Mentha x piperita is a perennial herb, 0.6-1 m tall, strongly minty, sterile hybrid of M. aquatica and M. spicata, aggressively colonial from rhizomes and often also stolons, stems square, slender.
Leaves opposite, stalk 0.4-1.5 cm long, blade 3-6 cm long, 1.5-3 cm wide, egg-shaped, tip pointed, sometimes blunt, base blunt, margin toothed.
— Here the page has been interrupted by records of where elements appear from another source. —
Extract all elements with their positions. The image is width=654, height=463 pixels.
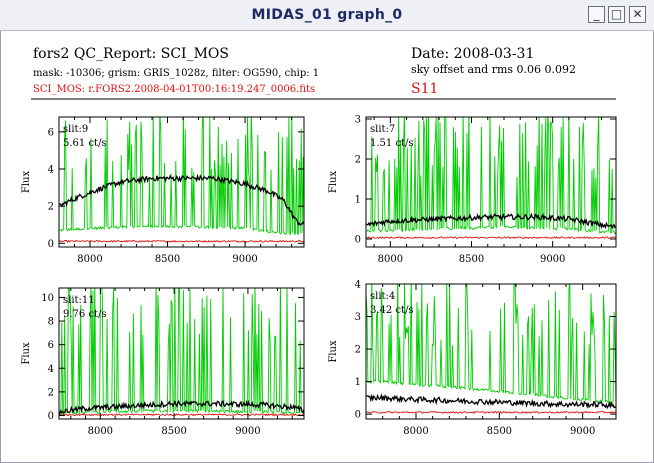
spectrum-panel-2: 8000 8500 9000 0 1 2 3 Flux slit:7 1.51 ct/s <box>328 115 617 265</box>
count-rate-label: 9.76 ct/s <box>63 309 107 320</box>
plot-area <box>366 284 616 414</box>
spectrum-panel-1: 8000 8500 9000 0 2 4 6 Flux slit:9 5.61 ct/s <box>21 116 305 265</box>
y-axis-label: Flux <box>21 342 32 365</box>
plot-area <box>59 288 304 417</box>
series-green-line <box>59 288 304 416</box>
y-axis-label: Flux <box>21 171 32 194</box>
x-tick-label: 8500 <box>459 254 484 265</box>
y-tick-label: 4 <box>355 280 361 291</box>
plot-frame <box>58 287 305 420</box>
x-tick-label: 9000 <box>540 254 565 265</box>
graph-window: fors2 QC_Report: SCI_MOS mask: -10306; g… <box>0 31 654 463</box>
x-tick-label: 9000 <box>235 426 260 437</box>
x-tick-label: 8000 <box>378 254 403 265</box>
iconify-button[interactable]: _ <box>588 6 605 23</box>
x-tick-label: 8000 <box>403 426 428 437</box>
series-green-line <box>366 284 616 405</box>
report-filename: SCI_MOS: r.FORS2.2008-04-01T00:16:19.247… <box>33 84 315 95</box>
slit-label: slit:9 <box>63 124 88 135</box>
plot-area <box>366 117 616 240</box>
y-tick-label: 3 <box>355 115 361 126</box>
sky-offset-rms: sky offset and rms 0.06 0.092 <box>411 63 576 76</box>
y-tick-label: 8 <box>48 317 54 328</box>
series-black-line <box>366 392 616 410</box>
slit-label: slit:11 <box>63 295 95 306</box>
series-black-line <box>59 399 304 415</box>
series-red-line <box>366 410 616 414</box>
x-tick-label: 8000 <box>88 426 113 437</box>
slit-id: S11 <box>411 81 438 97</box>
x-tick-label: 8500 <box>155 254 180 265</box>
report-params: mask: -10306; grism: GRIS_1028z, filter:… <box>33 68 319 79</box>
y-tick-label: 0 <box>355 410 361 421</box>
y-tick-label: 4 <box>48 165 54 176</box>
spectrum-panel-3: 8000 8500 9000 0 2 4 6 8 10 Flux slit:11 9.76 ct/s <box>21 287 305 437</box>
window-title: MIDAS_01 graph_0 <box>251 7 403 23</box>
series-black-line <box>59 173 304 226</box>
y-tick-label: 4 <box>48 364 54 375</box>
count-rate-label: 3.42 ct/s <box>370 305 414 316</box>
count-rate-label: 1.51 ct/s <box>370 138 414 149</box>
y-tick-label: 0 <box>48 411 54 422</box>
y-tick-label: 10 <box>41 293 54 304</box>
y-axis-label: Flux <box>328 340 339 363</box>
y-tick-label: 2 <box>355 155 361 166</box>
x-tick-label: 8500 <box>487 426 512 437</box>
report-date: Date: 2008-03-31 <box>411 46 534 62</box>
spectrum-panel-4: 8000 8500 9000 0 1 2 3 4 Flux slit:4 3.42 ct/s <box>328 280 617 437</box>
y-tick-label: 2 <box>355 345 361 356</box>
maximize-button[interactable]: □ <box>608 6 625 23</box>
slit-label: slit:4 <box>370 291 395 302</box>
y-tick-label: 0 <box>355 235 361 246</box>
x-tick-label: 9000 <box>570 426 595 437</box>
y-tick-label: 6 <box>48 340 54 351</box>
count-rate-label: 5.61 ct/s <box>63 138 107 149</box>
series-green-line <box>59 117 304 236</box>
close-button[interactable]: ✕ <box>629 6 646 23</box>
series-red-line <box>59 413 304 417</box>
y-tick-label: 6 <box>48 127 54 138</box>
graph-canvas: fors2 QC_Report: SCI_MOS mask: -10306; g… <box>21 46 617 437</box>
y-tick-label: 3 <box>355 312 361 323</box>
y-axis-label: Flux <box>328 171 339 194</box>
slit-label: slit:7 <box>370 124 395 135</box>
y-tick-label: 2 <box>48 387 54 398</box>
y-tick-label: 2 <box>48 202 54 213</box>
x-tick-label: 8500 <box>161 426 186 437</box>
plot-area <box>59 117 304 243</box>
plot-frame <box>365 116 617 248</box>
plot-frame <box>58 116 305 248</box>
plot-frame <box>365 283 617 420</box>
x-tick-label: 8000 <box>77 254 102 265</box>
window-titlebar[interactable]: MIDAS_01 graph_0 _ □ ✕ <box>0 0 654 31</box>
y-tick-label: 1 <box>355 377 361 388</box>
x-tick-label: 9000 <box>232 254 257 265</box>
y-tick-label: 1 <box>355 195 361 206</box>
series-green-line <box>366 117 616 235</box>
report-title: fors2 QC_Report: SCI_MOS <box>33 46 229 62</box>
y-tick-label: 0 <box>48 239 54 250</box>
series-red-line <box>59 239 304 243</box>
series-black-line <box>366 212 616 230</box>
series-red-line <box>366 236 616 240</box>
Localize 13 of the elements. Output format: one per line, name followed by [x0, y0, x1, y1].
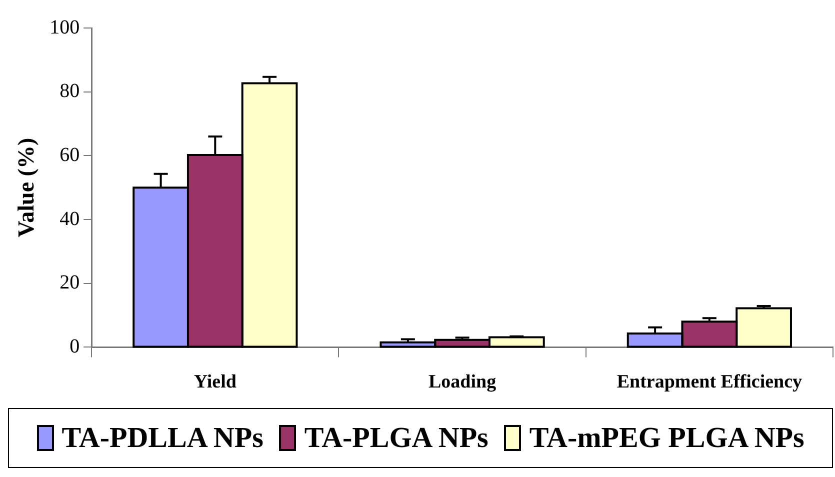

Flowers purplish to pinkish, to 0.5 cm long, nearly radially symmetrical, corolla tubular, 4 lobes, top lobe larger, notched at tip; calyx tubular, tube hairless, 5 linear lobes, with bristly margins; inflorescence of terminal spikes, beginning as oval, later elongating to 3-10 cm, flowers in crowded, whorls in nodes above two small leaf-like bracts; blooms June-Oct.
Fruit none or sterile.
Wetland status: FACW+.
Frequency in NYC: Very infrequent.
Origin: European cultigen.
Habitat: Open wet, disturbed areas, stream banks.
Notes: A traditional medicinal and culinary herb. Also used as a ground cover but tends to be invasive. Attractive to butterflies (PlantFinder. 2007).